Open Access Publications from the University of California

## Parallelism, Patterns, and Performance in Iterative MRI Reconstruction

• Author(s): Murphy, Mark
• Keutzer, Kurt
• et al.
Abstract

Magnetic Resonance Imaging (MRI) is a non-invasive and highly flexible

medical imaging modality that does not expose patients ionizing radiation.

MR Image acquisitions can be designed by varying a large number of

contrast-generation parameters, and many clinical diagnostic

applications exist.

However, imaging speed is a fundamental limitation to many potential

applications.

Traditionally, MRI data have been collected at Nyquist sampling rates to produce

alias-free images.

However, many recent scan acceleration techniques produce sub-Nyquist

samplings.

For example, Parallel Imaging is a well-established acceleration technique

Compressed sensing leverages randomized undersampling and the compressibility

(e.g. via Wavelet transforms or Total-Variation) of medical images

to allow more aggressive undersampling.

Reconstruction of clinically viable images from these highly accelerated

acquisitions requires powerful, usually iterative algorithms.

Non-Cartesian pulse sequences that perform non-equispaced sampling of k-space

further increase computational intensity of reconstruction, as they

preclude direct use of the Fast Fourier Transform (FFT).

Most iterative algorithms can be understood by considering the MRI

reconstruction as an inverse problem, where measurements of un-observable

parameters are made via an observation function that models the acquisition

process.

Traditional direct reconstruction methods attempt to invert this

observation function, whereas iterative methods require its repeated computation

As a result, na\"ive sequential implementations of iterative reconstructions

produce unfeasibly long runtimes. Their computational intensity is a

substantial barrier to their adoption in clinical MRI practice.

A powerful new family of massively parallel microprocessor architectures has

emerged simultaneously with the development of these new reconstruction

techniques.

Due to fundamental limitations in silicon fabrication technology,

sequential microprocessors reached the power-dissipation limits of

commodity cooling systems in the early 2000's.

The techniques used by processor architects to extract instruction-level

parallelism from sequential programs face ever-diminishing returns, and further

performance improvement of sequential processors via increasing clock-frequency

has become impractical.

However, circuit density and process feature sizes still improve at

Moore's Law rates. With every generation of silicon fabrication technology,

a larger number of transistors are available to system architects.

Consequently, all microprocessor vendors now exclusively produce multi-core

parallel processors.

Additionally, the move towards on-chip parallelism has allowed processor

architects a larger degree of freedom in the design of multi-threaded pipelines

and memory hierarchies.

Many of the inefficiencies inherent in superscalar out-of-order design are

being replaced by the high efficiency afforded by throughput-oriented designs.

The move towards on-chip parallelism has resulted in a vast increase

in the amount of computational power available in commodity systems.

However, this move has also shifted the burden of computational performance

towards software developers.

In particular, the highly efficient implementation of MRI reconstructions

on these systems requires manual parallelization and optimization.
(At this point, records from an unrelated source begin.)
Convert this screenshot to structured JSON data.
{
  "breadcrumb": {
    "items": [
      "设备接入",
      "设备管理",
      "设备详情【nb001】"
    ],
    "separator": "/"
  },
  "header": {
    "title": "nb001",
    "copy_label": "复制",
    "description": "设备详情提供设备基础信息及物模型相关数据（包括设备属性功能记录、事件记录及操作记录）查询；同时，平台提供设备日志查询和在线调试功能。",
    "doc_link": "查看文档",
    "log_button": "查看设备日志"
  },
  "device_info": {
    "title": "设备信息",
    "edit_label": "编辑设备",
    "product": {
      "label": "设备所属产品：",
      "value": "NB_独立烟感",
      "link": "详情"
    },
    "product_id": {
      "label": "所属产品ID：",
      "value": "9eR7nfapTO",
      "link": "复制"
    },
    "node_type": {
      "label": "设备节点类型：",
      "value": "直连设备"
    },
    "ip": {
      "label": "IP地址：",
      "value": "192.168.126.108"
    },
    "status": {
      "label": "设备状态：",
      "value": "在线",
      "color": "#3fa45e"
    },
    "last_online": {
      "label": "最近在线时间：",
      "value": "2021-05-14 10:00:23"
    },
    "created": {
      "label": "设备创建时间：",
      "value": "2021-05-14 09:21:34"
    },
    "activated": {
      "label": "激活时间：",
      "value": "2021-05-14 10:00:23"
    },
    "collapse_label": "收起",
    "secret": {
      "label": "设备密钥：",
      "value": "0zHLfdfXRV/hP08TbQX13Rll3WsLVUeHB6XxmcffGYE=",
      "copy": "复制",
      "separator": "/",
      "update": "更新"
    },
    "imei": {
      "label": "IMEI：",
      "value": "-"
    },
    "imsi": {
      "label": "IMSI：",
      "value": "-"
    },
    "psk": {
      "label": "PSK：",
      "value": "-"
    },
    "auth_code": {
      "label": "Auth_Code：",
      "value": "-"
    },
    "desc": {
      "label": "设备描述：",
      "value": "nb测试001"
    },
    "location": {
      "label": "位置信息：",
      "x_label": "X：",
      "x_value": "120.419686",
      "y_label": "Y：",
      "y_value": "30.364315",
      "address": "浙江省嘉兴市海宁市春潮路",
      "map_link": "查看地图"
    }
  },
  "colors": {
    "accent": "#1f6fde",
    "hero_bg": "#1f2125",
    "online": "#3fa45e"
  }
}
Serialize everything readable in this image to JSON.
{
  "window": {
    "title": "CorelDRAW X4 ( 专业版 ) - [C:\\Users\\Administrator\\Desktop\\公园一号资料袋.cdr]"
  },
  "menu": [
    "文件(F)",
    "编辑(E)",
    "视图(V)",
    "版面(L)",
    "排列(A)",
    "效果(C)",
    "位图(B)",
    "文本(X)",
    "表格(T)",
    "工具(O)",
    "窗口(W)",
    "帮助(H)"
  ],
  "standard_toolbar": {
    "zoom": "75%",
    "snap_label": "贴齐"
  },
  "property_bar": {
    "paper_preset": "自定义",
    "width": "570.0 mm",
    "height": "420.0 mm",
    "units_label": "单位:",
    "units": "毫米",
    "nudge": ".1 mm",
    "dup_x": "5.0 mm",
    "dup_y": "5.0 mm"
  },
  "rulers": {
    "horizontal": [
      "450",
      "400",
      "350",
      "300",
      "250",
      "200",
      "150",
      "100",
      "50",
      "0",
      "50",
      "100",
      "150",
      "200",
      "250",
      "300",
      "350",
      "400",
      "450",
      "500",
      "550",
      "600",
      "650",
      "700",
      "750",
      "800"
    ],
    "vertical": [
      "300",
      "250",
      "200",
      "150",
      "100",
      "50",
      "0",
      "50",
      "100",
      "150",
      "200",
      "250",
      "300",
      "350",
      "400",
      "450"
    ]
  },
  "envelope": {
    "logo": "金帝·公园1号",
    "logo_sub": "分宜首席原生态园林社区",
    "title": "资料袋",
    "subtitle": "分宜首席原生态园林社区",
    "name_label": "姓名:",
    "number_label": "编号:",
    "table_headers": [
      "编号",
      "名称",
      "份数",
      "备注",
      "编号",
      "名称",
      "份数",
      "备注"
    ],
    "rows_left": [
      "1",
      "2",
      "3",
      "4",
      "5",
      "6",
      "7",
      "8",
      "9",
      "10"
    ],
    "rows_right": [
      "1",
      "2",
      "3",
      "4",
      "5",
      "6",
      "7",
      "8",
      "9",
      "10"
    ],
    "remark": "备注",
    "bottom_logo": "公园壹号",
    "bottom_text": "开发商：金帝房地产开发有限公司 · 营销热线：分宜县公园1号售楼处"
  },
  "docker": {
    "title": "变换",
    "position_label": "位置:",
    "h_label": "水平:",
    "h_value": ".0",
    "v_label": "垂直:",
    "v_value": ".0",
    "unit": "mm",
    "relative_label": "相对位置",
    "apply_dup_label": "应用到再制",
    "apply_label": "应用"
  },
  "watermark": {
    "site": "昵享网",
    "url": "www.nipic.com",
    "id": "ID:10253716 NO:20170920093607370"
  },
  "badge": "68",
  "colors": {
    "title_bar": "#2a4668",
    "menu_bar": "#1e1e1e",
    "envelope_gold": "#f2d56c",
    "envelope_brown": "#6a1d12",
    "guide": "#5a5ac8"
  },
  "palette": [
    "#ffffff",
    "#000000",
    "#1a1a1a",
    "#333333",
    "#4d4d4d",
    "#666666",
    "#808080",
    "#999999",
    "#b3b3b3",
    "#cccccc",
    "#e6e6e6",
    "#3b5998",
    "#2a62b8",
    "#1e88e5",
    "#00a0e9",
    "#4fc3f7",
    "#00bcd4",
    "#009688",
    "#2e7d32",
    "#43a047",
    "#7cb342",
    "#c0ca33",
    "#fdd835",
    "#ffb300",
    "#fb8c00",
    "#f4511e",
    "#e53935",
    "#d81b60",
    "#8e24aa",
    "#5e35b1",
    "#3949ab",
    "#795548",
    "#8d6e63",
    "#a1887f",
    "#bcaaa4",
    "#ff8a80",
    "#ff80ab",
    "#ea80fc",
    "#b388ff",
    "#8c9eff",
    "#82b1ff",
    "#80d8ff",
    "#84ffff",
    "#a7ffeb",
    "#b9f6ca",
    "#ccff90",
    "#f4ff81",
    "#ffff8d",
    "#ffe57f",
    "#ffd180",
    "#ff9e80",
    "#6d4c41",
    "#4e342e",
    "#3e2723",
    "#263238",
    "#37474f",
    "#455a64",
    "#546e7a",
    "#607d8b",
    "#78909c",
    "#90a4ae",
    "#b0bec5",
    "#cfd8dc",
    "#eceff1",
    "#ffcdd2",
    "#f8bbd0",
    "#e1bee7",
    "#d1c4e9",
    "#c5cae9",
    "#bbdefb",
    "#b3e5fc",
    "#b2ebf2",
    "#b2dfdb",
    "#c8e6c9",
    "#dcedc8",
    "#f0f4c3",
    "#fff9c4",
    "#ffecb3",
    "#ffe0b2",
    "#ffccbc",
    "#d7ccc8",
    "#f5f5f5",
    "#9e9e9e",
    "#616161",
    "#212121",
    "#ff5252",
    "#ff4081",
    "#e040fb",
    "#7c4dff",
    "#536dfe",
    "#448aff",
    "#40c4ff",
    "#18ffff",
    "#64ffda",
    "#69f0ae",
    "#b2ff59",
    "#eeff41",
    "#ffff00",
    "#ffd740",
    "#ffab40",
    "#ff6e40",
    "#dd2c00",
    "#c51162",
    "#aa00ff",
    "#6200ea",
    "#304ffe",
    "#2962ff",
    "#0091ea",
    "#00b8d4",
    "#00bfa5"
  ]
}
Thus, while ubiquitous parallelism provides a solution to the computational

intensity of iterative MRI reconstructions, it also

poses a substantial software productivity challenge.

In this thesis, we propose that a principled approach to the design and

implementation of reconstruction algorithms can ameliorate this software

productivity issue.

We draw much inspiration from developments in the

field of computational science, which has faced similar parallelization

and software development challenges for several decades.

We propose a Software Architecture for the implementation of reconstruction

algorithms, which composes two Design Patterns that originated in

the domain of massively parallel scientific computing.

This architecture allows for the most computationally intense operations

performed by MRI reconstructions to be implemented as re-usable libraries.

Thus the software development effort required to produce highly efficient

and heavily optimized implementations of these operations can be amortized

over many different reconstruction systems.

Additionally, the architecture prescribes several different strategies for

mapping reconstruction algorithms onto parallel processors, easing the

burden of parallelization.

We describe the implementation of a complete reconstruction, $\ell_1$-SPIRiT,

according to these strategies.

$\ell_1$-SPIRiT is a general reconstruction framework that seamlessly integrates

all three of the scan acceleration techniques mentioned above.

Our implementation achieves substantial performance improvement over baseline,

and has enabled substantial clinical evaluation of its approach to combining

Parallel Imaging and Compressive Sensing.

Additionally, we include an in-depth description of the performance optimization

of the non-uniform Fast Fourier Transform (nuFFT), an operation used in all

non-Cartesian reconstructions.

This discussion complements well our description of $\ell_1$-SPIRiT, which we

have only implemented for Cartesian samplings.